Critiques

Membrane : Troublant avenir

© Maxim Paré Fortin

Le roman de science-fiction queer Membrane du Taiwanais Chi Ta-wei (1995) a inspiré à Cédric Delorme-Bouchard un spectacle d’une grande beauté, à la langue riche et annonçant de terrifiantes perspectives pour l’avenir de l’humanité. Après l’adaptation d’un autre excellent roman futuriste, Les employés d’Olga Ravn, également présentée au Prospero il y a près d’un an, le metteur en scène-scénographe-concepteur démontre toute l’étendue de son talent.

Dans cet avenir troublant, les humains vivent sous l’eau en raison d’une surface terrestre inhabitable. La question de genre y est chose du passé puisque les citoyen·nes peuvent changer de sexe à souhait aussi bien que fusionner avec des humanoïdes pour prolonger leur vie. Le personnage principal, Momo, qui a souffert très jeune d’une grave maladie et qui a été séparé longtemps de sa mère, travaille comme esthéticienne. Elle applique sur la peau une membrane protectrice, une technologie avancée lui permettant d’avoir accès aux souvenirs et aux pensées de ses client∙es. À l’aube de ses 30 ans, Momo s’apprête à revoir sa mère pour la première fois en 20 ans.

L’astucieuse dramaturgie développée par Rébecca Déraspe et William Durbau transpose admirablement une écriture tantôt philosophique, tantôt poétique en monologues, dialogues et voix off donnant du rythme au texte et de l’ampleur aux propos. Il y est question d’identité, de genre, d’une relation mère-fille et de la nature humaine. Plus précisément du besoin de rapports intimes, du toucher comme langage et des émotions trop souvent réfrénées dans cet univers emprisonné sous l’eau.

© Maxim Paré Fortin

Les interprètes excellent à rendre avec justesse cette partition difficile, très (trop ?) souvent descriptive. Il s’en dégage un certain côté cérébral, froid, mais qui convient au climat anxiogène dans lequel évoluent les personnages. Cédric Delorme-Bouchard démontre d’ailleurs qu’il maîtrise de mieux en mieux la direction d’acteurs et d’actrices. En outre, ses idées de scénographie, décor nu fait de murs carrelés, et de lumière, explorant tout le spectre des couleurs avec un néon suspendu qui délimite un espace de jeu au centre du plateau, en imposent encore une fois.

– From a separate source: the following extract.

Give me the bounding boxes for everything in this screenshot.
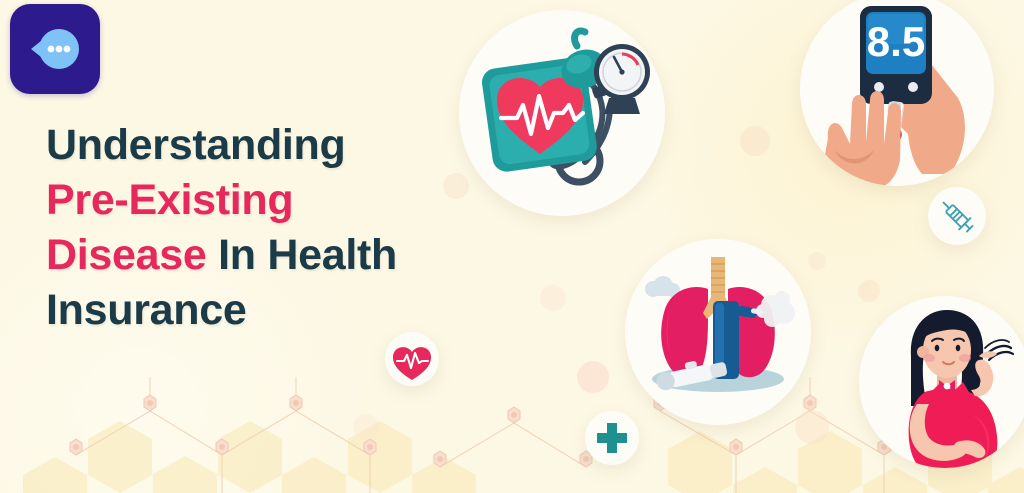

Marie-Audrey Jacques signe, pour sa part, des costumes hallucinants. En complément de cette intelligente création, la conception sonore de Simon Gauthier, faite de fragments, de bruitage et d’extraits de musique, intervient pendant presque toute la représentation, ajoutant une couche de profondeur au récit qui se termine sur une note bouleversante.

Bref, Membrane nourrit l’esprit et transperce la peau pour aviver nos craintes face à l’avenir. Que restera-t-il des humains si l’on continue de détruire la planète ? Que restera-t-il d’humain quand la vie deviendra superficielle et mensongère, sous le poids de la technologie ? Que sera la vie sans visage et sans corps ? Le miroir tendu par Cédric Delorme-Bouchard fait frémir.

© Maxim Paré Fortin

Membrane

Texte : Chi Ta-wei. Adaptation : Rébecca Déraspe. Mise en scène : Cédric Delorme-Bouchard. Scénographie : Cédric Delorme-Bouchard. Lumière : Cédric Delorme-Bouchard. Costumes : Marie-Audrey Jacques. Accessoires et effets spéciaux : Olivier Proulx. Conception sonore : Simon Gauthier. Dramaturgie : William Durbau. Mouvements : Danielle Lecourtois. Assistance à la mise en scène : Sandy Caron. Conception vidéo et régie : Samuel Boucher. Direction technique : Michel Saint-Amand. Direction de production : Catherine Comeau. Avec Amélie Trottier, Evelyne de la Chenelière, Pascale Drevillon, Marie-Christine Lê-Huu, Sébastien René et Ines Talbi. Une création du Prospero et de Chambre noire en collaboration avec le Trillium, présentée au Théâtre Prospero jusqu’au 10 février 2024.